Emmanuel Macron semble cependant avoir conditionné le bénéfice de l’activité partielle aux seuls parents qui justifieraient de l’impossibilité de télétravailler tout en gardant les enfants. Panique et incompréhension alors que de nombreux parents considèrent que la présence d’enfants au domicile est un obstacle dirimant au télétravail.

Remontons le fil de l’histoire : en raison de la crise sanitaire, une partie des salariés a été placée en arrêt maladie « dérogatoire », lorsqu’ils devaient garder leur enfant de moins de 16 ans en raison de la fermeture des établissements scolaires.

Ces salariés, alors qu’ils n’étaient pas malades, ont pu bénéficier des indemnités journalières de sécurité sociale ainsi que du complément d’indemnisation versé par l’employeur prévu par l’article L. 1226-1 du code du travail jusqu’au 1er mai 2020.

La situation de ces salariés a été modifiée à compter du 1er mai 2020. En effet, la deuxième loi de finances rectificative pour 2020 du 25 avril 2020, publiée au Journal officiel du 26 avril, a prévu la fin de ces arrêts de travail dérogatoires à compter du 1er mai. Les salariés concernés ne sont donc plus indemnisés par l’Assurance maladie. S’ils ne peuvent toujours pas exercer leur activité professionnelle, notamment en l’absence de télétravail, leur employeur devait les placer dans le dispositif d’activité partielle.

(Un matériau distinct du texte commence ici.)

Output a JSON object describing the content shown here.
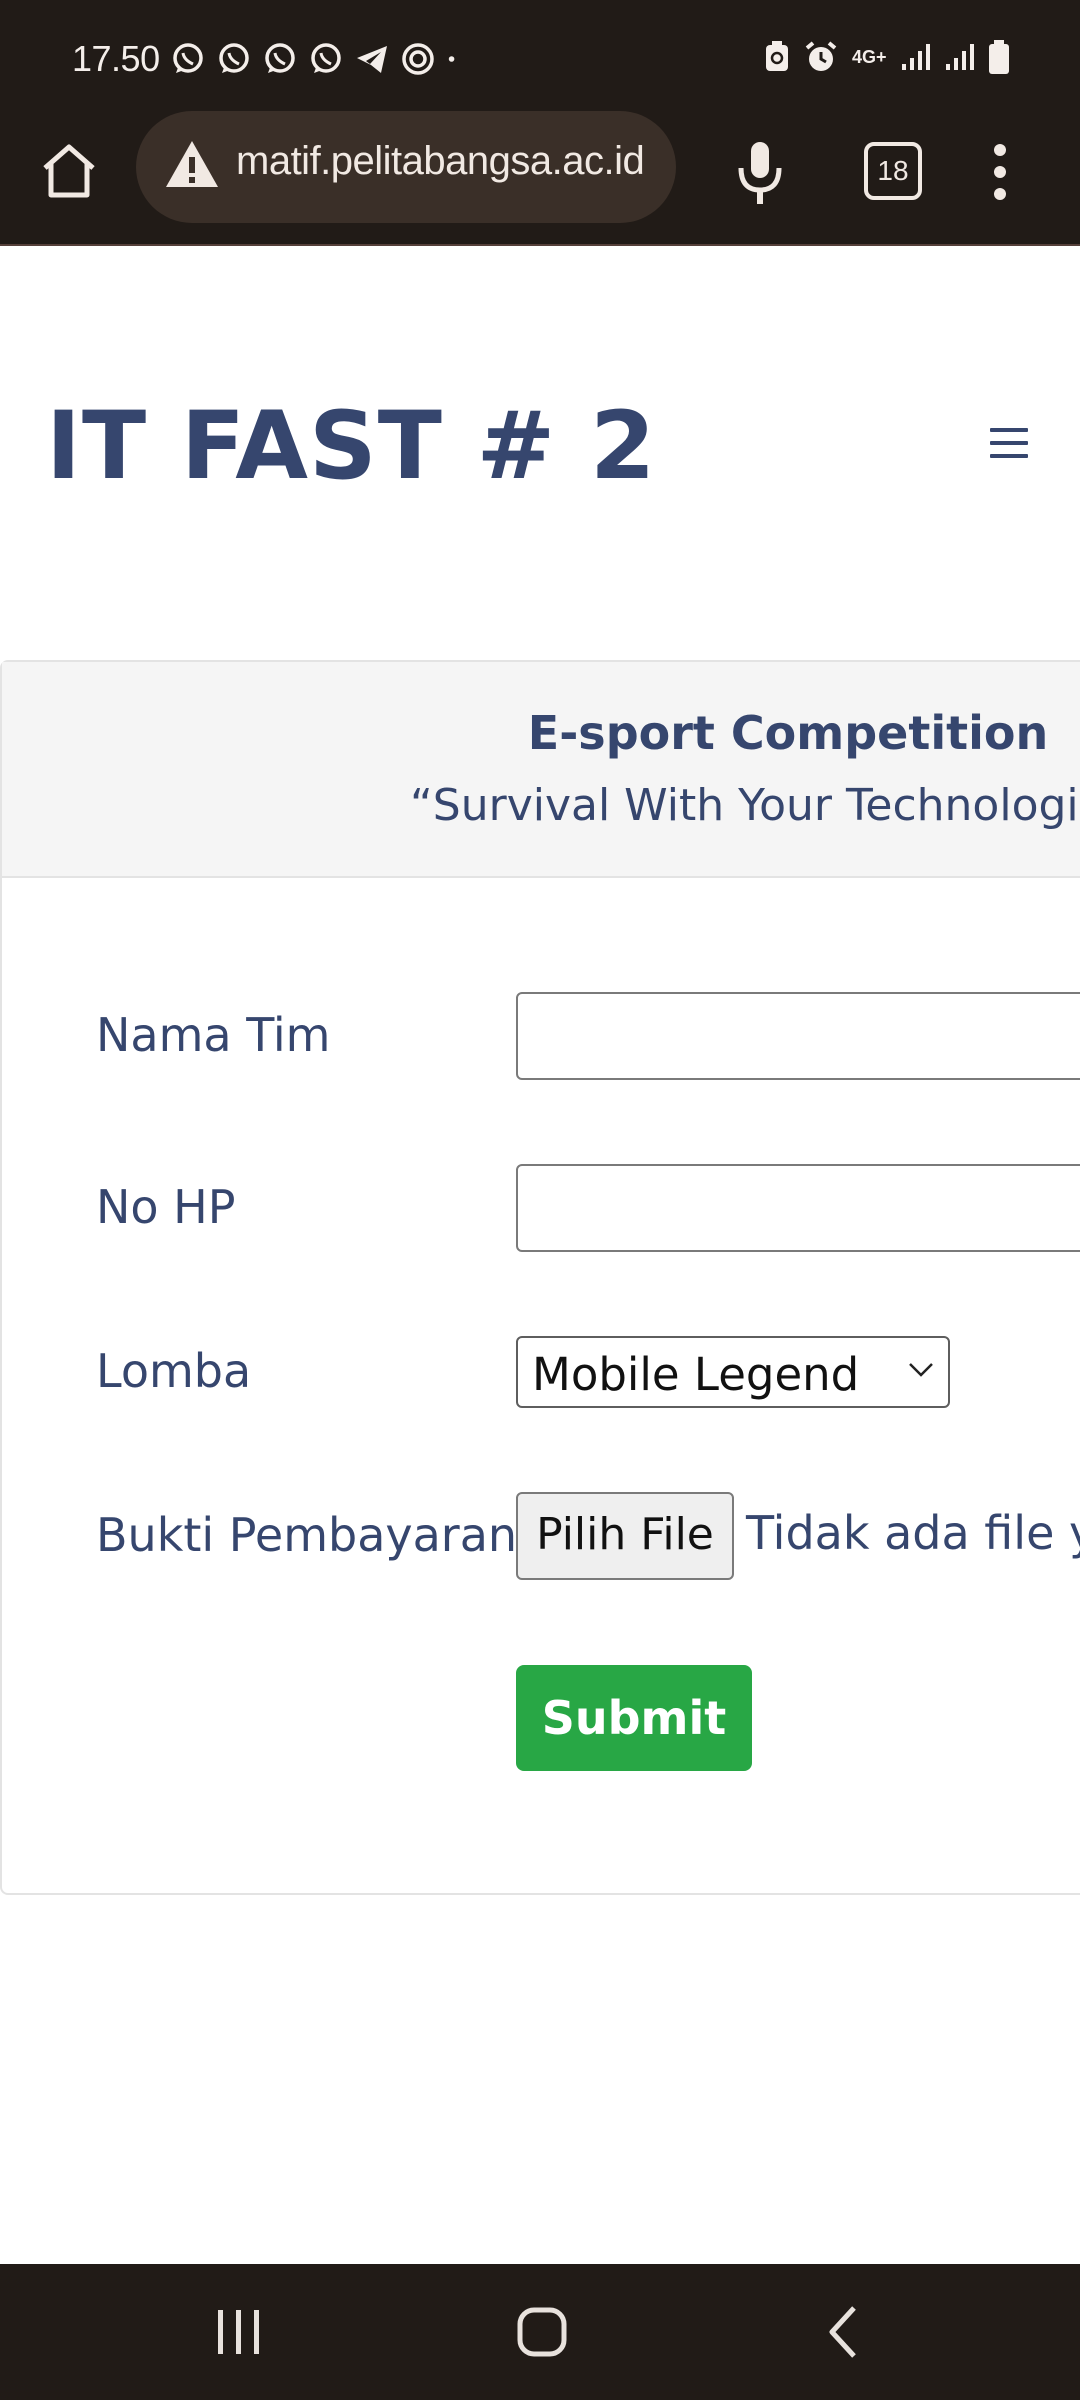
{
  "status_bar": {
    "time": "17.50",
    "notifications": [
      "whatsapp-icon",
      "whatsapp-icon",
      "whatsapp-icon",
      "whatsapp-icon",
      "telegram-icon",
      "target-icon",
      "dot-icon"
    ],
    "network_label": "4G+"
  },
  "browser": {
    "url": "matif.pelitabangsa.ac.id",
    "tab_count": "18"
  },
  "page": {
    "title": "IT FAST # 2",
    "card": {
      "heading": "E-sport Competition",
      "tagline": "“Survival With Your Technologi"
    },
    "form": {
      "team_name_label": "Nama Tim",
      "team_name_value": "",
      "phone_label": "No HP",
      "phone_value": "",
      "competition_label": "Lomba",
      "competition_selected": "Mobile Legend",
      "payment_label": "Bukti Pembayaran",
      "file_button_label": "Pilih File",
      "file_status": "Tidak ada file y",
      "submit_label": "Submit"
    }
  },
  "colors": {
    "system_bar": "#211b17",
    "url_pill": "#3a2f28",
    "brand_text": "#36466e",
    "submit": "#28a745",
    "card_header_bg": "#f5f5f5"
  }
}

L’ordonnance n° 2020-1639 du 21 décembre a reporté  la date de fin de ce dispositif, prévue initialement au 30 décembre 2020, à une date qui doit être fixée par décret et au plus tard au 31 décembre 2021.

C’est ainsi que dans sa dernière version applicable à ce jour, l’article 20 de loi de finances rectificative pour 2020 (n° 2020-473 du 25 avril 2020) dispose :

« Sont placés en position d’activité partielle les salariés de droit privé se trouvant dans l’impossibilité de continuer à travailler pour l’un des motifs suivants (…) le salarié est parent d’un enfant de moins de seize ans ou d’une personne en situation de handicap faisant l’objet d’une mesure d’isolement, d’éviction ou de maintien à domicile ».

Il résulte des dispositions précitées que le seul fait de devoir garder un enfant de moins de seize ans à la suite de la fermeture de son établissement scolaire constitue un motif sui generis pour bénéficier du dispositif d’activité partielle.

Les déclarations d’Emmanuel Macron ont toutefois semé le doute : et si les parents devaient désormais justifier du fait que garder ses enfants au domicile rendait le télétravail impossible ?

Notamment par le biais d’un « tweet » la ministre du Travail, Élisabeth Borne, a rassuré les parents anxieux : dans tous les cas, il sera possible à l’un des parents de demander à l’employeur d’être placé en arrêt de travail pour s’occuper des enfants.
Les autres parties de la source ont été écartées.